Despite the role played by the Belgian colonial system in social transformation, improving the educational system was not a priority of the colonial regime, which is described as a weak colonial administration.3The French and British colonial education were different. The goal of French colonial education was to train a small administrative elite, but the British tried to reach as many children as possible. Therefore, between 1870 and 1940 the primary enrolment rates were significantly higher in the British colonies than in the French ones (see Dupraz 2015:2) Ashley Leinweber (2016:150) argues that the Belgian government had little interest in education. That is why it could not spend large amounts of money on creating a strong education sector in its colony. The Belgian colonialists were convinced that Congolese education had to essentially be moral education because their primary task in the Congo was a civilising mission to lead African pagans to Christianity. This conviction was expressed in the letter from Leopold II to colonial missionaries in the Congo in 1883 (Arnaut n.d.). It stated that the interpretation of the Bible must help promote Belgian economic interests and facilitate the task of administrators and industrials. The king instructed colonial missionaries to teach students to read and not to reason or reflect, to forget their heroes and to instead adore colonisers as heroes, and also to discourage an interest in the country’s abundant natural resources (Vengeyi 2013:190–191).
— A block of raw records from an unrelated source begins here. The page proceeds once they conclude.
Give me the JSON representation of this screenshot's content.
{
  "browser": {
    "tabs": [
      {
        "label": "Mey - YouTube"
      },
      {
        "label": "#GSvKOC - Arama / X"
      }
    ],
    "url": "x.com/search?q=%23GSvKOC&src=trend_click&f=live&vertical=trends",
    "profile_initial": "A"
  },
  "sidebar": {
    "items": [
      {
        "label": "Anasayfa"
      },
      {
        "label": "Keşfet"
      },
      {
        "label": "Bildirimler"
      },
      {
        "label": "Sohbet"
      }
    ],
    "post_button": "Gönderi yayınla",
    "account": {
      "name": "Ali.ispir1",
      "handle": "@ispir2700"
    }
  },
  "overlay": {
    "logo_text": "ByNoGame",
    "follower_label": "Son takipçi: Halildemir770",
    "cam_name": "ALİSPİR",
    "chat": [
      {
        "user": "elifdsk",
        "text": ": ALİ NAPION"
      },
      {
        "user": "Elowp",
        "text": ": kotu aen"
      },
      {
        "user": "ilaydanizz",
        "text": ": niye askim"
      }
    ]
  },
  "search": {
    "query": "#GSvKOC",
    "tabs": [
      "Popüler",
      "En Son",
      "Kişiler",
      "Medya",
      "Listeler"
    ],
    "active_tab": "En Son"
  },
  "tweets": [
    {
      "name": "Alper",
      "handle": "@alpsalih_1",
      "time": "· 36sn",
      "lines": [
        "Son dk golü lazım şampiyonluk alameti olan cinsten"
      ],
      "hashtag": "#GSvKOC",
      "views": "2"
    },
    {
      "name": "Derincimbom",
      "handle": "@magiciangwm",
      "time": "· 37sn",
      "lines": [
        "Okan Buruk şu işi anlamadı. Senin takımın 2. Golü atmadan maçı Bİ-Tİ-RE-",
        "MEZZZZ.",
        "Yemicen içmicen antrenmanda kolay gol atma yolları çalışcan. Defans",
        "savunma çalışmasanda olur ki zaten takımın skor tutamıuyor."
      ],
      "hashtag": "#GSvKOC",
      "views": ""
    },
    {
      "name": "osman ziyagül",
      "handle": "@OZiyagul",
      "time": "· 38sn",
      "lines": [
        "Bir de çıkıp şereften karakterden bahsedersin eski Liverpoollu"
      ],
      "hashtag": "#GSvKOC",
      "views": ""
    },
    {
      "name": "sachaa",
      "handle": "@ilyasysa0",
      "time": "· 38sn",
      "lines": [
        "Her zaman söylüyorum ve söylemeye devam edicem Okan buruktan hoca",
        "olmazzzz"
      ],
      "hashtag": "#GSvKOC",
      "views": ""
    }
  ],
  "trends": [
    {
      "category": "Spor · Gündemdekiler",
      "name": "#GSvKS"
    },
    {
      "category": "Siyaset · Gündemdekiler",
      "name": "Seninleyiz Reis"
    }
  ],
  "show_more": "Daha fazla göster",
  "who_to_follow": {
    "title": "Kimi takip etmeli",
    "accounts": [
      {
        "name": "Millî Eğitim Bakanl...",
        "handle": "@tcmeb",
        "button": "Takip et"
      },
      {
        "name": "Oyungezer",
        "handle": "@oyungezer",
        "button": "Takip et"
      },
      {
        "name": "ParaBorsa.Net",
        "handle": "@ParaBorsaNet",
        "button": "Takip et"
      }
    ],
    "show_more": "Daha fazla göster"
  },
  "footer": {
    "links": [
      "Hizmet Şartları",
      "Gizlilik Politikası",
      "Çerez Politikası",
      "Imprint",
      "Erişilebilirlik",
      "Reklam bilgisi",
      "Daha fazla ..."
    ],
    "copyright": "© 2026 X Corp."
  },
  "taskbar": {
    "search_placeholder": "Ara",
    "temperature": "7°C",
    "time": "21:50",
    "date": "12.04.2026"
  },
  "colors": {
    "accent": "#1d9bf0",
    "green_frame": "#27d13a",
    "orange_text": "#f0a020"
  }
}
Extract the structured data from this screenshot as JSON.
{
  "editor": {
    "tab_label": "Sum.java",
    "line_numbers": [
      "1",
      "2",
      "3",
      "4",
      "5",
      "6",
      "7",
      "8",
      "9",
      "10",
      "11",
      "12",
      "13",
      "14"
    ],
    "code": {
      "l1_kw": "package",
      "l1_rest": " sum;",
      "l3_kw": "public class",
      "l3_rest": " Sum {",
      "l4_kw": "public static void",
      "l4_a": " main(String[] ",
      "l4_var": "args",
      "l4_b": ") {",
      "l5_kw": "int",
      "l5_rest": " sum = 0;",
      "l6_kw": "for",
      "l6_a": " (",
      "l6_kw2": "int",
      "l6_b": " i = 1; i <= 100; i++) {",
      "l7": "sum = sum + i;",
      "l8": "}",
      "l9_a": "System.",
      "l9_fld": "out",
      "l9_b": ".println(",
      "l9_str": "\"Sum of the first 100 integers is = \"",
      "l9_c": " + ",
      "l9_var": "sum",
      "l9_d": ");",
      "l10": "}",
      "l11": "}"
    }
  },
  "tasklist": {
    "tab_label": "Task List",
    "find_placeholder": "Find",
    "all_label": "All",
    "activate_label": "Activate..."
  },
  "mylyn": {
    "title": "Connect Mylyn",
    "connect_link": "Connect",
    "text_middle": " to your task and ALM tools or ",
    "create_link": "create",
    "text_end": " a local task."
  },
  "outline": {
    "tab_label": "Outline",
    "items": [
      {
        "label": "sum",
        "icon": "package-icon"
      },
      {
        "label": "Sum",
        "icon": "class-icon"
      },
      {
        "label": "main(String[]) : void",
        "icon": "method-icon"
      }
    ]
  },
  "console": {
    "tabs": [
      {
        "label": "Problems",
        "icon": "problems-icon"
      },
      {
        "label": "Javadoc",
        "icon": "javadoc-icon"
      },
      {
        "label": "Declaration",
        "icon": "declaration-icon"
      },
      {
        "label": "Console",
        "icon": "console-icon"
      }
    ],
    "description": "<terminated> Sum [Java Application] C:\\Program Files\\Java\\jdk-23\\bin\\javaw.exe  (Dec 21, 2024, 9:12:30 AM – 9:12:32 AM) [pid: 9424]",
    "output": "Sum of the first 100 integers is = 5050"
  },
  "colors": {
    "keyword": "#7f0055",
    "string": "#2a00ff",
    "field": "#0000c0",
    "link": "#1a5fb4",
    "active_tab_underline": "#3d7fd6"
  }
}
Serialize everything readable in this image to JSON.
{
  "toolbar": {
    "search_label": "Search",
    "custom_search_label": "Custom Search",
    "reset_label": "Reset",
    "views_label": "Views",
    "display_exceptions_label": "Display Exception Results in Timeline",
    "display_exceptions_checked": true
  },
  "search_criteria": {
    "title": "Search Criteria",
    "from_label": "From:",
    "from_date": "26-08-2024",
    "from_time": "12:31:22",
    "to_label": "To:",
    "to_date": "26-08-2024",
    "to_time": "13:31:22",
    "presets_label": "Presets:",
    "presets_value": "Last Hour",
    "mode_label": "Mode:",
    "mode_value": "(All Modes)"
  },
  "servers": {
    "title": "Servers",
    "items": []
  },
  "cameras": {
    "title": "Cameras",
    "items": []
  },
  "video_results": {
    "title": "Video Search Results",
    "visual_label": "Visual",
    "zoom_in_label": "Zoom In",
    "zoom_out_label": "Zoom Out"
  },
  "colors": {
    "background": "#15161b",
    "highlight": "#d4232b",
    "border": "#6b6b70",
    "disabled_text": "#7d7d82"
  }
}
Crawford Young (2002:14) notes that the 1950s was the main colonial decade with the provision of new opportunities for a growing and educated élite class. The educational programme was limited to primary education. Ewans (2003:172) notes that only a negligible fraction of pupils proceeded further and education abroad was banned. In the eyes of the Belgians, educating Africans was to create trouble for the colonial power. In this regard, Jeanne M. Haskin (2005:3) points out that:

[T]he Catholic Church’s concept of appropriate education for the natives was exemplified by the slogan, ‘no elite, no problem’. In other words, education peaked at the secondary level so as to prevent the Congolese from aspiring to leadership roles.

In the 1950s, secular secondary and tertiary institutions were created. On Independence Day, Martin Ewans argued that there were only 17 African graduates, not one qualified African doctor, no Congolese teachers, no Congolese army officers, and no lawyers or engineers (Ewans 2003:172).

As the colonial administration deprived the Congolese of the ability to make a decent living, all of the social classes decided to join the anticolonial alliance and joined the struggle for independence. However, as political organisations were proscribed in the Belgian Congo until the mid-1950s, the évolués integrated different ethnic associations together to advance their political interests, and therefore anticolonial nationalist movements rapidly emerged to challenge colonial domination. Georges Nzongola-Ntalaja (2007:81) distinguishes three phases in the Congolese independence struggle. The first phase was from August 1956 to December 1958 (the phase of political agitation which corresponds to the birth of the Congolese democracy movement). The second phase was from January 1959 to January 1960 (the phase of the radicalisation of the struggle which increased the role of the popular masses in defying colonial authority). The third phase was from February to June 1960 (the phase of precipitous transition to independence which corresponds to the making of a fragile political revolution).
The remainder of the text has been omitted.